You can hear it on TaD 55373, recorded at the Mòd in 1973, but the singer is unidentified. A very similar tune is used for A Fhleasgaich Ghuanaich, another beauty of a love song sung by Claire Thomson on TaD 96516.
So what is it about Grant’s lyrics that make me wish they were sung more often?
It is hard for me to say beyond the fact that they assert the uncompromising reality of death and the hope of Paradise for the believer.
Since I have no such hope, I have to explain its hold over me in some other way. Perhaps it is that he was prepared to marry his verses to a tune of such beauty that it carries his thoughts beyond rationality and into a world where there is no need to ask questions.
I assume that the love song came first and Pàdraig Grannd has responded spiritually to its dark power and uncertain longings. Its beauty is almost disturbing.
But who was Pàdraig Grannd?
The Reverend Peter Grant – to give him his name in English – lived from 1783 to 1867. He was ordained in 1829. He was very musical, a good fiddler, and he was inspired by the spiritual songs of Dugald Buchanan, about whom I wrote in the WHFP (3.4.2020).
Grant was a Baptist from Grantown-on-Spey with a missionary, even evangelical turn of mind, but this did not prevent his songs from achieving wide popularity in the Gàidhealtachd.

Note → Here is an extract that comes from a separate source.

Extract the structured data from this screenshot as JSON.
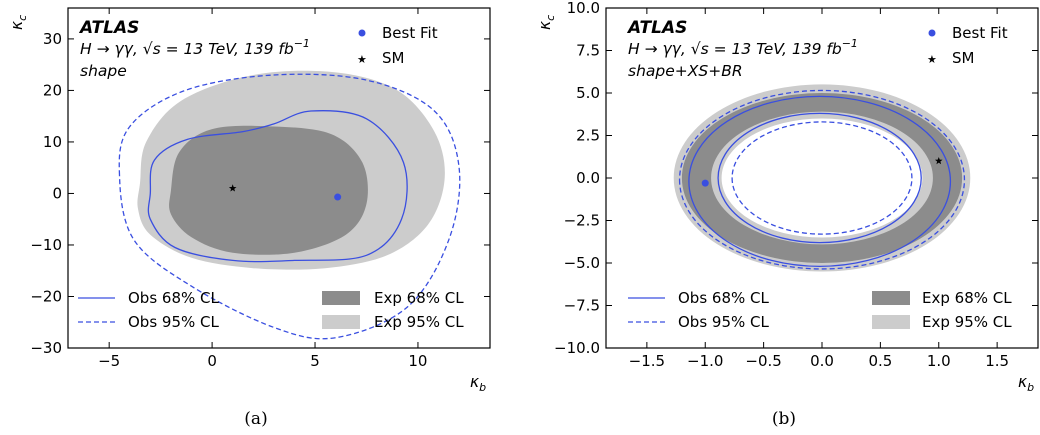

Like Buchanan, he saw the world as a place of troubles and sorrows from which the inevitability of death was the ultimate release. But he was a musician. You simply cannot play the fiddle without being capable of fun and pleasure, and his apparently stern views could not hold out against his natural humanity when it came to the problem of unbaptised children.

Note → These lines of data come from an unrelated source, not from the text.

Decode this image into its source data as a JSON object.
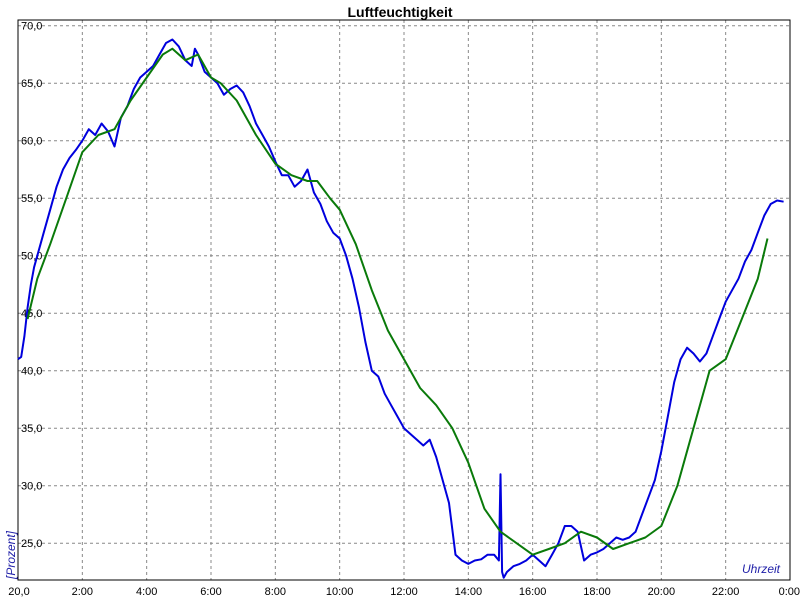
{
  "chart_data": {
    "type": "line",
    "title": "Luftfeuchtigkeit",
    "xlabel": "Uhrzeit",
    "ylabel": "[Prozent]",
    "ylim": [
      21.8,
      70.5
    ],
    "xlim": [
      0,
      24
    ],
    "x_unit": "hours",
    "grid": true,
    "legend": "none",
    "yticks": [
      "25,0",
      "30,0",
      "35,0",
      "40,0",
      "45,0",
      "50,0",
      "55,0",
      "60,0",
      "65,0",
      "70,0"
    ],
    "ytick_values": [
      25,
      30,
      35,
      40,
      45,
      50,
      55,
      60,
      65,
      70
    ],
    "xticks": [
      "20,0",
      "2:00",
      "4:00",
      "6:00",
      "8:00",
      "10:00",
      "12:00",
      "14:00",
      "16:00",
      "18:00",
      "20:00",
      "22:00",
      "0:00"
    ],
    "xtick_values": [
      0,
      2,
      4,
      6,
      8,
      10,
      12,
      14,
      16,
      18,
      20,
      22,
      24
    ],
    "series": [
      {
        "color": "#0000dd",
        "x": [
          0,
          0.1,
          0.2,
          0.3,
          0.4,
          0.5,
          0.6,
          0.8,
          1.0,
          1.2,
          1.4,
          1.6,
          1.8,
          2.0,
          2.2,
          2.4,
          2.6,
          2.8,
          3.0,
          3.2,
          3.4,
          3.6,
          3.8,
          4.0,
          4.2,
          4.4,
          4.6,
          4.8,
          5.0,
          5.2,
          5.4,
          5.5,
          5.6,
          5.8,
          6.0,
          6.2,
          6.4,
          6.6,
          6.8,
          7.0,
          7.2,
          7.4,
          7.6,
          7.8,
          8.0,
          8.2,
          8.4,
          8.6,
          8.8,
          9.0,
          9.2,
          9.4,
          9.6,
          9.8,
          10.0,
          10.2,
          10.4,
          10.6,
          10.8,
          11.0,
          11.2,
          11.4,
          11.6,
          11.8,
          12.0,
          12.2,
          12.4,
          12.6,
          12.8,
          13.0,
          13.2,
          13.4,
          13.6,
          13.8,
          14.0,
          14.2,
          14.4,
          14.6,
          14.8,
          14.95,
          15.0,
          15.05,
          15.1,
          15.2,
          15.4,
          15.6,
          15.8,
          16.0,
          16.2,
          16.4,
          16.6,
          16.8,
          17.0,
          17.2,
          17.4,
          17.6,
          17.8,
          18.0,
          18.2,
          18.4,
          18.6,
          18.8,
          19.0,
          19.2,
          19.4,
          19.6,
          19.8,
          20.0,
          20.2,
          20.4,
          20.6,
          20.8,
          21.0,
          21.2,
          21.4,
          21.6,
          21.8,
          22.0,
          22.2,
          22.4,
          22.6,
          22.8,
          23.0,
          23.2,
          23.4,
          23.6,
          23.8
        ],
        "y": [
          41.0,
          41.2,
          43.0,
          45.5,
          47.5,
          49.0,
          50.0,
          52.0,
          54.0,
          56.0,
          57.5,
          58.5,
          59.2,
          60.0,
          61.0,
          60.5,
          61.5,
          60.8,
          59.5,
          62.0,
          63.0,
          64.5,
          65.5,
          66.0,
          66.5,
          67.5,
          68.5,
          68.8,
          68.2,
          67.0,
          66.5,
          68.0,
          67.5,
          66.0,
          65.5,
          65.0,
          64.0,
          64.5,
          64.8,
          64.2,
          63.0,
          61.5,
          60.5,
          59.5,
          58.2,
          57.0,
          57.0,
          56.0,
          56.5,
          57.5,
          55.5,
          54.5,
          53.0,
          52.0,
          51.5,
          50.0,
          48.0,
          45.5,
          42.5,
          40.0,
          39.5,
          38.0,
          37.0,
          36.0,
          35.0,
          34.5,
          34.0,
          33.5,
          34.0,
          32.5,
          30.5,
          28.5,
          24.0,
          23.5,
          23.2,
          23.5,
          23.6,
          24.0,
          24.0,
          23.5,
          31.0,
          22.5,
          22.0,
          22.5,
          23.0,
          23.2,
          23.5,
          24.0,
          23.5,
          23.0,
          24.0,
          25.0,
          26.5,
          26.5,
          26.0,
          23.5,
          24.0,
          24.2,
          24.5,
          25.0,
          25.5,
          25.3,
          25.5,
          26.0,
          27.5,
          29.0,
          30.5,
          33.0,
          36.0,
          39.0,
          41.0,
          42.0,
          41.5,
          40.8,
          41.5,
          43.0,
          44.5,
          46.0,
          47.0,
          48.0,
          49.5,
          50.5,
          52.0,
          53.5,
          54.5,
          54.8,
          54.7
        ]
      },
      {
        "color": "#0a7a0a",
        "x": [
          0.3,
          0.6,
          1.0,
          1.5,
          2.0,
          2.5,
          3.0,
          3.5,
          4.0,
          4.5,
          4.8,
          5.2,
          5.6,
          6.0,
          6.3,
          6.8,
          7.4,
          8.0,
          8.5,
          9.0,
          9.3,
          9.7,
          10.0,
          10.5,
          11.0,
          11.5,
          12.0,
          12.5,
          13.0,
          13.5,
          14.0,
          14.5,
          15.0,
          15.5,
          16.0,
          16.5,
          17.0,
          17.5,
          18.0,
          18.5,
          19.0,
          19.5,
          20.0,
          20.5,
          21.0,
          21.5,
          22.0,
          22.5,
          23.0,
          23.3
        ],
        "y": [
          44.5,
          48.0,
          51.0,
          55.0,
          59.0,
          60.5,
          61.0,
          63.5,
          65.5,
          67.5,
          68.0,
          67.0,
          67.5,
          65.5,
          65.0,
          63.5,
          60.5,
          58.0,
          57.0,
          56.5,
          56.5,
          55.0,
          54.0,
          51.0,
          47.0,
          43.5,
          41.0,
          38.5,
          37.0,
          35.0,
          32.0,
          28.0,
          26.0,
          25.0,
          24.0,
          24.5,
          25.0,
          26.0,
          25.5,
          24.5,
          25.0,
          25.5,
          26.5,
          30.0,
          35.0,
          40.0,
          41.0,
          44.5,
          48.0,
          51.5
        ]
      }
    ]
  }
}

In his moving and visionary hymn placed in the mouth of a dead child, ‘Òran mu Leanabh Og’ Grant claimed that though the child was tainted by Original Sin, it was nonetheless blameless.
This, combined with the certainty of its instant redemption, got Grant into trouble with Na Daoine – ‘a spiritual elite’ drawn from ‘elders, catechists, schoolmasters and missionaries’ perhaps ‘deriving ultimately from the medieval Gaelic learned orders’ as Donald Meek puts it.

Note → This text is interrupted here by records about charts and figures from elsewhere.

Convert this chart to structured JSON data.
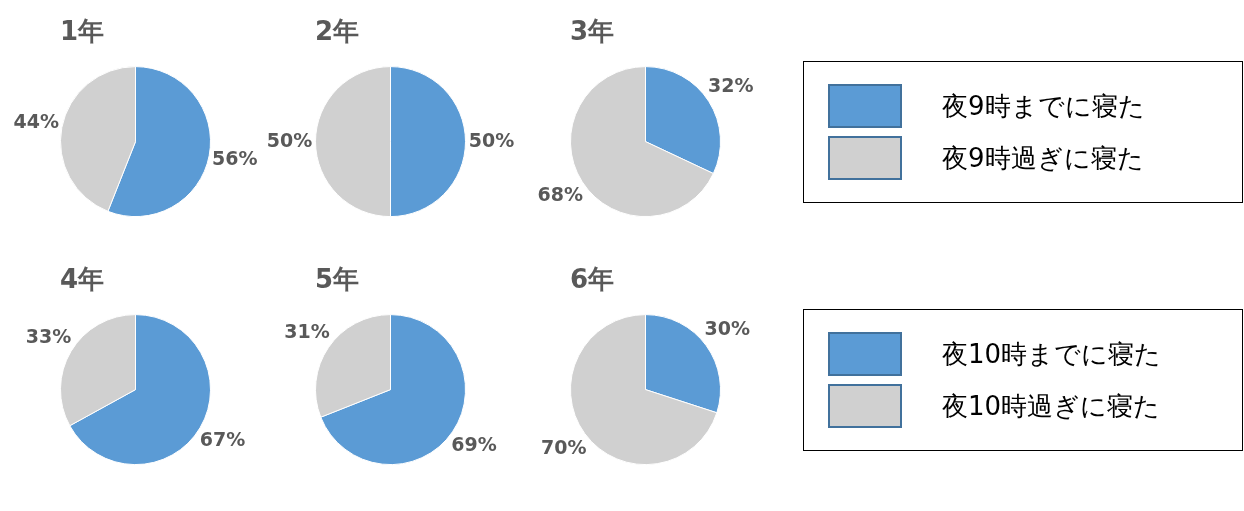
{
  "chart_data": [
    {
      "type": "pie",
      "title": "1年",
      "categories": [
        null,
        null
      ],
      "values": [
        56,
        44
      ],
      "colors": [
        "#5b9bd5",
        "#d0d0d0"
      ],
      "value_labels": [
        "56%",
        "44%"
      ]
    },
    {
      "type": "pie",
      "title": "2年",
      "categories": [
        null,
        null
      ],
      "values": [
        50,
        50
      ],
      "colors": [
        "#5b9bd5",
        "#d0d0d0"
      ],
      "value_labels": [
        "50%",
        "50%"
      ]
    },
    {
      "type": "pie",
      "title": "3年",
      "categories": [
        "夜9時までに寝た",
        "夜9時過ぎに寝た"
      ],
      "values": [
        32,
        68
      ],
      "colors": [
        "#5b9bd5",
        "#d0d0d0"
      ],
      "value_labels": [
        "32%",
        "68%"
      ],
      "legend": "right"
    },
    {
      "type": "pie",
      "title": "4年",
      "categories": [
        null,
        null
      ],
      "values": [
        67,
        33
      ],
      "colors": [
        "#5b9bd5",
        "#d0d0d0"
      ],
      "value_labels": [
        "67%",
        "33%"
      ]
    },
    {
      "type": "pie",
      "title": "5年",
      "categories": [
        null,
        null
      ],
      "values": [
        69,
        31
      ],
      "colors": [
        "#5b9bd5",
        "#d0d0d0"
      ],
      "value_labels": [
        "69%",
        "31%"
      ]
    },
    {
      "type": "pie",
      "title": "6年",
      "categories": [
        "夜10時までに寝た",
        "夜10時過ぎに寝た"
      ],
      "values": [
        30,
        70
      ],
      "colors": [
        "#5b9bd5",
        "#d0d0d0"
      ],
      "value_labels": [
        "30%",
        "70%"
      ],
      "legend": "right"
    }
  ]
}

They had considerable power within the Gàidhealtachd and some ‘were said to possess gifts of prophecy’. Murdina MacDonald sings this moving song on TaD 52212, facing up to one of the church’s most challenging doctrinal conundrums.
How can such innocence be tainted with guilt?
These concerns may seem almost remote to us now, but they were very real and you can find many a churchyard outwith whose consecrated ground unbaptised children were buried as close to as the grieving family were allowed. The continuing relevance of Òran mu Leanabh Og is underlined by its on-going popularity.
Listen to these songs. They derive their beauty not just from emotional expression but also from maturity of thought.